Avrupa Hareketi Başkanı Pat Cox, demokratik anayasaya varmanın, Türkiye’ye dışarıdan empoze edilmemesi gerektiğini belirterek, ‘’Türk Devletinin çağdaş, laik ve demokratik şeklini oluşturmak, siz Türklerin işidir, buna siz karar verecek ve bunu gerçekleştireceksiniz’’ dedi.
Cox, Forum İstanbul 2008’in açılış yemeğinde yaptığı konuşmada, Türkiye ile AB arasındaki sorunların, kültürlerin birbirlerinin tarihini iyi bilmeleriyle çözülebileceğini söyledi. Anadolu medeniyetlerine işaret eden Cox, yeni bir yönetişimin, ticaret anlayışının doğduğu bu toprakların, Batı ile İslâm dünyasını bağlayan halka konumunda olduğunu belirtti. Türkiye’nin büyük bir medeniyet tarihi bulunduğunu ifade eden Cox, ülke zenginliklerini diğer milletlere anlatmanın büyük önem taşığını vurguladı. Türkiye’nin, AB ile müzakerelere başlamasının her iki taraf için avantaj oluşturduğunu, Türkiye ekonomisinin, AB’nin varlığıyla bugünkü gelişimini gösterebildiğini, doğrudan yabancı yatırım konusunda da AB’nin, Türkiye’de parlak dönemlerin yaşanmasını sağladığını ifade eden Cox, tam üyelik için Türkiye’nin reformları sürdürmesinin önemine değindi.
AB şirketlerinin Türkiye’ye yaptığı yatırımın, ABD’nin yaptığının 3 katı olduğunu kaydeden Cox, ‘’İnanıyorum ki, Avrupa iş dünyası Avrolarını Türkiye’ye getirerek yatırımlarına devam edecek’’ dedi.
AB ile Türkiye arasında yürütülen müzakere başlıklarına değinen Cox, Kıbrıs meselesine ilişkin yeni bir perspektif açıldığını, Kıbrıs Rum yönetimi Lideri Dimitris Hristofyas ile KKTC Cumhurbaşkanı Mehmet Ali Talat arasında görüşmelerin başladığını söyledi.

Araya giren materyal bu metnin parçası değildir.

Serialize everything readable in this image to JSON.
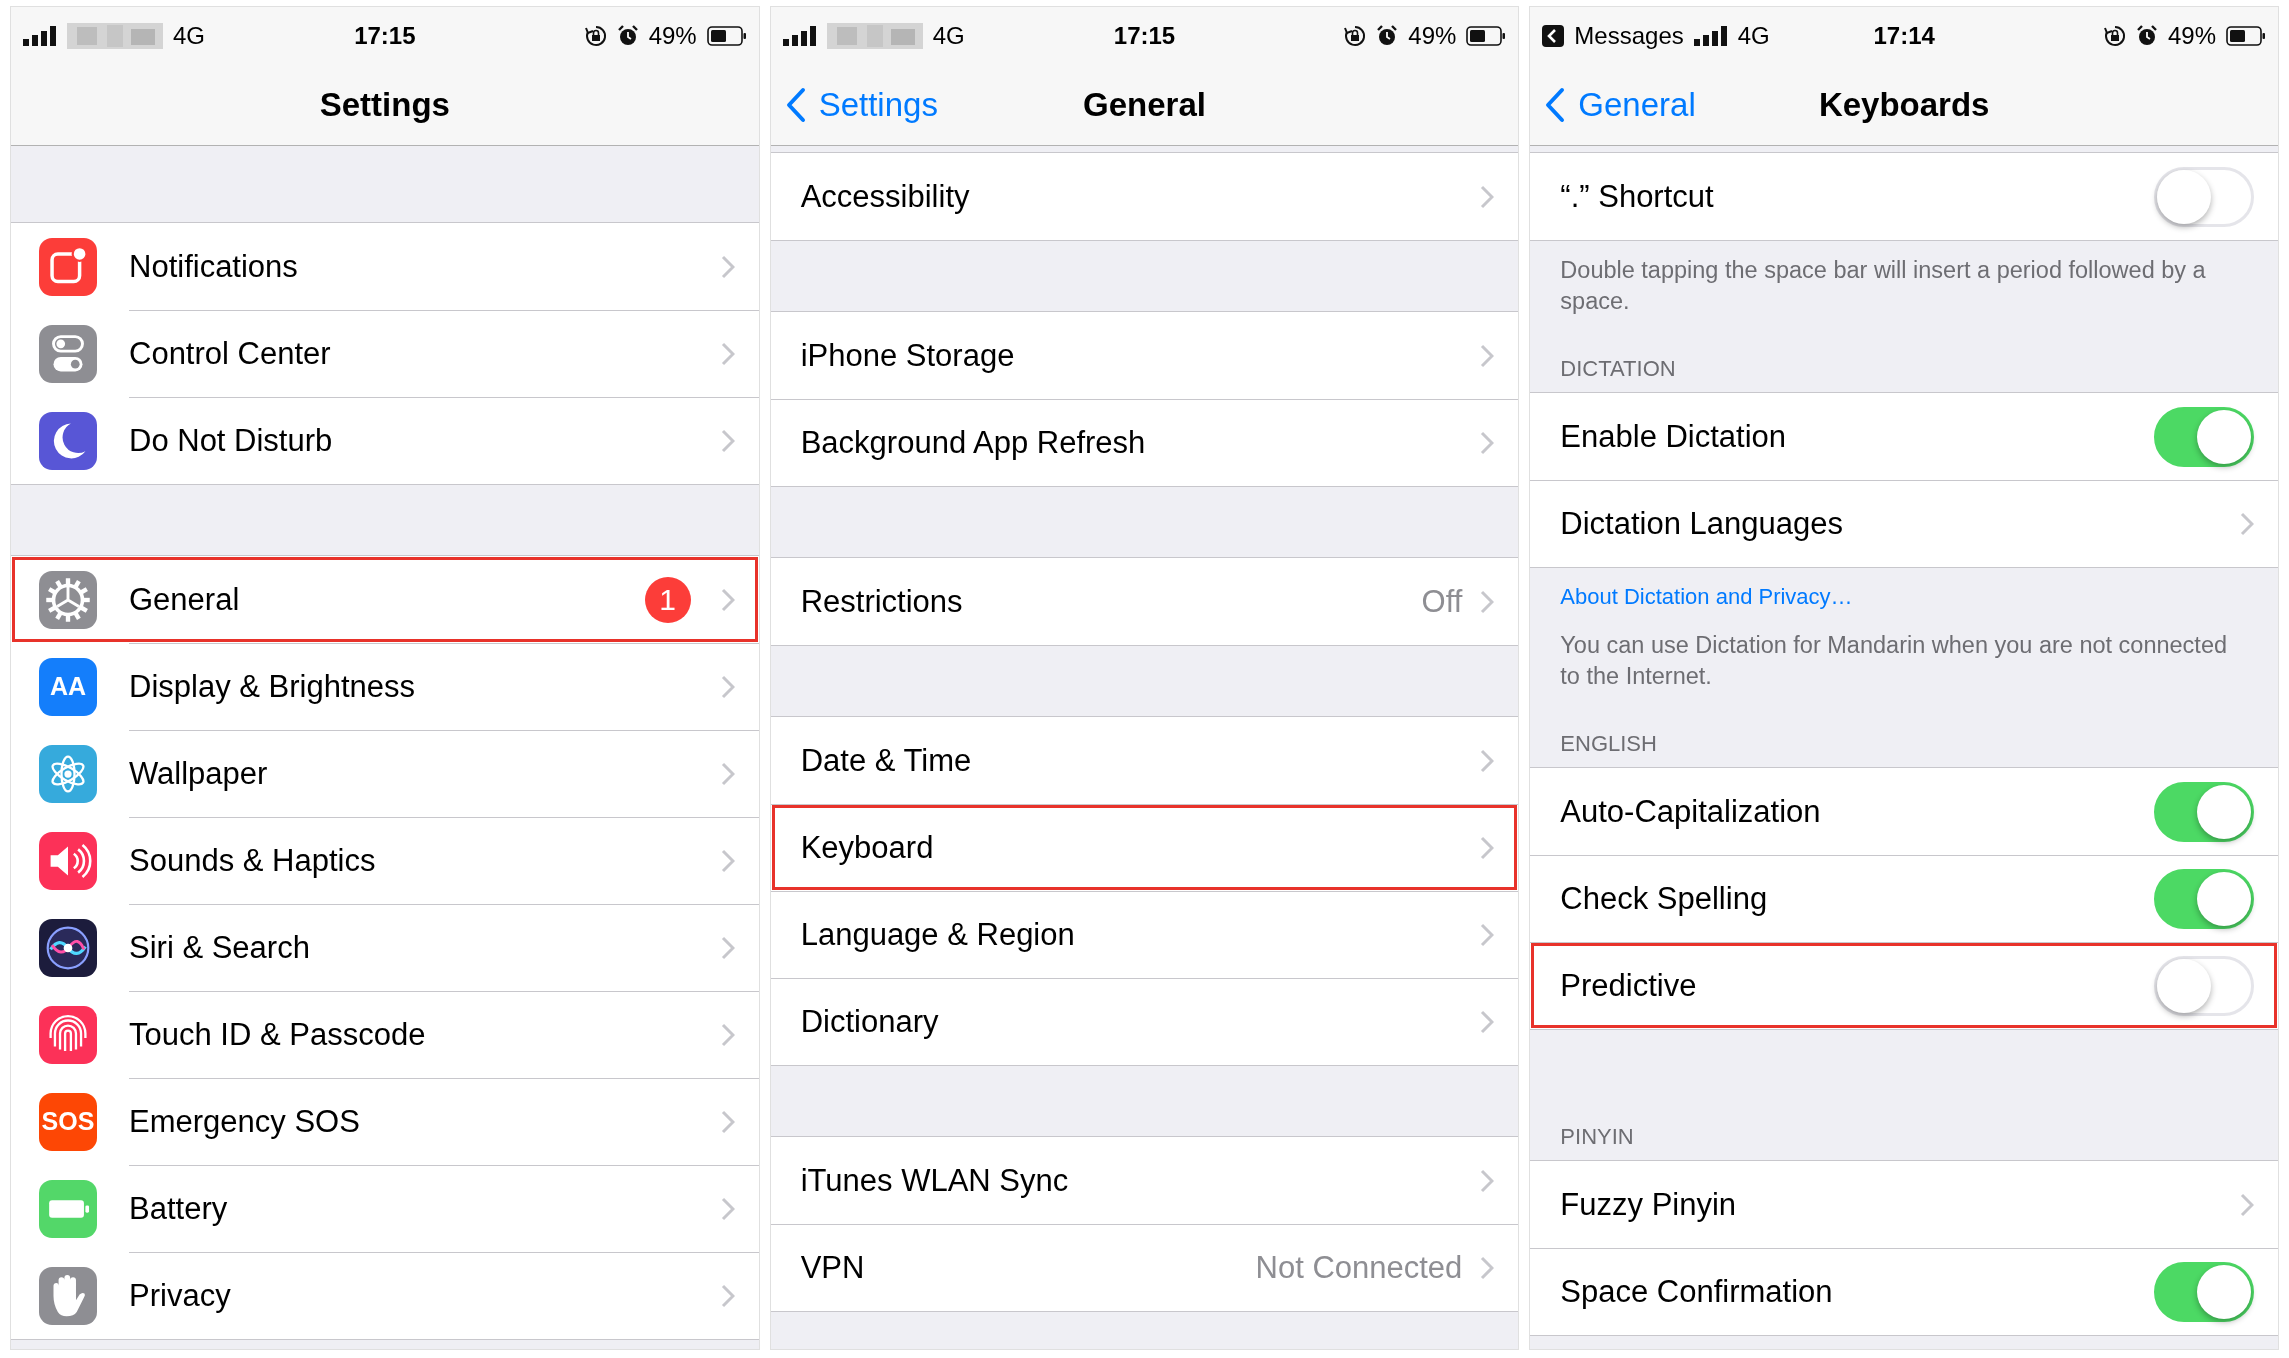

Kıbrıs’ın hem Türkiye, hem AB, hem de BM için bir sorun olduğunu ifade eden Cox, bu meselenin çözülmesinin Türkiye için başka başlıklar konusunda katkı sağlayacağını söyledi. Pat Cox, ‘’Konu ne olursa olsun şunu söylemeliyiz; AB, çok güçlü bir şekilde Türkiye’nin AB’ye girmesini desteklemektedir. Avrupa Yatırım Bankasından Türkiye’ye şimdiye kadar 1,5 milyar Avro destek gelmiştir. Bundan sonra da 2,5 milyar Avroluk böyle bir destek gelecektir. Türkiye’nin AB’ye tam üye olması için her türlü destek verilmektedir’’ diye konuştu.
Türkiye’nin, AB’nin halihazırda stratejik ortağı olduğunu söyleyen Cox, ‘’Unutmayalım ki beraber çalışmak için gereken çerçeveyi ve diyaloğu kurabilmek için bütün tarafların kültürler arası çok sıkı iletişimde bulunmaları gerekmektedir’’ dedi.
Cox, reformlarda bir yavaşlama olabileceğini, fakat bunu, ‘’Türkiye’nin AB’ye duyduğu ilginin yavaşladığı’’ şeklinde yorumlamadığını dile getirdi. Türkiye’nin 2007 yılında bütün sorunları geride bıraktığını, artık reform programı ile devam etme konusunda hiçbir engelinin kalmadığını ifade eden Cox, AB vizyonunun herhangi bir partinin tekelinde değil, geniş ölçekli ulusal konsensüsün projesi olduğunu vurguladı.